For some reason, the coalition government appears reluctant to criticise the uploading/livestreaming services offered by Facebook that gave the shooter every reason to think his attacks would reach a global audience. By comparison, Ardern’s gesture in not naming the shooter, in order to deny him the notoriety he seeks, looks like a pretty shallow gimmick. That horse has well and truly bolted.

It's not as if Facebook doesn’t know the problem exists. Since the inception of Facebook Live in 2015 and its rollout a year later, a series of murderers (including Islamic State) have used it to livestream their vile actions, in the knowledge that even after takedown a sufficient number of copies will have been made and will be being circulated. Facebook needs to commit to scrapping its livestreaming. It would help the campaign to make them do so if our government chose to get visibly onside with the criticism being levelled at both Facebook and Google for their readiness to put clicks above conscience, and to chase ad revenues by any means possible.

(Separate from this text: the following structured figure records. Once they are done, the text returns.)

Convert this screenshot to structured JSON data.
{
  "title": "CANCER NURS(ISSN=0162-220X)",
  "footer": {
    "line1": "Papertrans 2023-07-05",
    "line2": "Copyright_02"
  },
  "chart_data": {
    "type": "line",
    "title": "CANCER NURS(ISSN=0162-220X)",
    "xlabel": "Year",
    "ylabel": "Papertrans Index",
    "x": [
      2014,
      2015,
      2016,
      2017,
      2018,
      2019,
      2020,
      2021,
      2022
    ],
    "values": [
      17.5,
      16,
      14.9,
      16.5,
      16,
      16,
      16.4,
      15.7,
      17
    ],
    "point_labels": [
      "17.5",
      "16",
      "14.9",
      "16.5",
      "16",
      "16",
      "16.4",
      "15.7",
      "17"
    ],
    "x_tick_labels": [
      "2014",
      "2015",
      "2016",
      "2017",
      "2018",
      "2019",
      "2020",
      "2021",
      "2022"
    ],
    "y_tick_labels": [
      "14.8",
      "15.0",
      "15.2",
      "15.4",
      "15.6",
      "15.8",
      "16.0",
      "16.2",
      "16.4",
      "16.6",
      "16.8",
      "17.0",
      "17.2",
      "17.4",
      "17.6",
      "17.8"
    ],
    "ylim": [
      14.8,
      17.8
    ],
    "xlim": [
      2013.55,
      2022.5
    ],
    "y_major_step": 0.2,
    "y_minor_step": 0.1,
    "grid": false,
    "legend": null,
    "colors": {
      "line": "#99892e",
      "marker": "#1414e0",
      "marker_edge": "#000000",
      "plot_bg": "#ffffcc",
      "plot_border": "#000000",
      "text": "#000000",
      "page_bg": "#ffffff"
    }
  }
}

On this point, several local broadband providers deserve to be commended for taking immediate action off their own bat:

The CEOs of New Zealand’s three largest broadband service providers — Simon Moutter (Spark), Jason Paris (Vodafone) and Stewart Sherriff (2degrees) — have penned an open letter to the CEOs of Facebook, Twitter and Google calling on them to work urgently with the industry and government to find ways of preventing the proliferation of content like the live coverage of the Christchurch massacre proliferating across the Internet. In the wake of the event all three telcos took the unprecedented step of jointly identifying and suspending access to websites hosting the footage.

In similar vein, it's time for the Ardern government to take off the gloves and confront the digital multinationals that – judging by their behaviour to date - seem to be impervious to anything short of punitive regulation and fines. To achieve critical mass therefore, we need to look at co-ordinating with the Australians a meaningful response to Facebook/Youtube content that promotes racism and ideological misogyny.

We have yet to see the detail of the gun law changes that the government has in mind. For now, everything that has happened in the past week – from the seriousness of the attacks to the necessity for all of its contributory factors to be considered – makes a Royal Commission of Inquiry an imperative. After all…if Pike River merited a Royal Commission, surely this event does, too.

So far, the reluctance of the SIS to admit blame and the readiness of SIS Minister Andrew Little to exonerate it wholesale, mean that nothing less than a full and truly independent inquiry will suffice. To repeat: on current signs though, that is not what the Ardern government has in mind.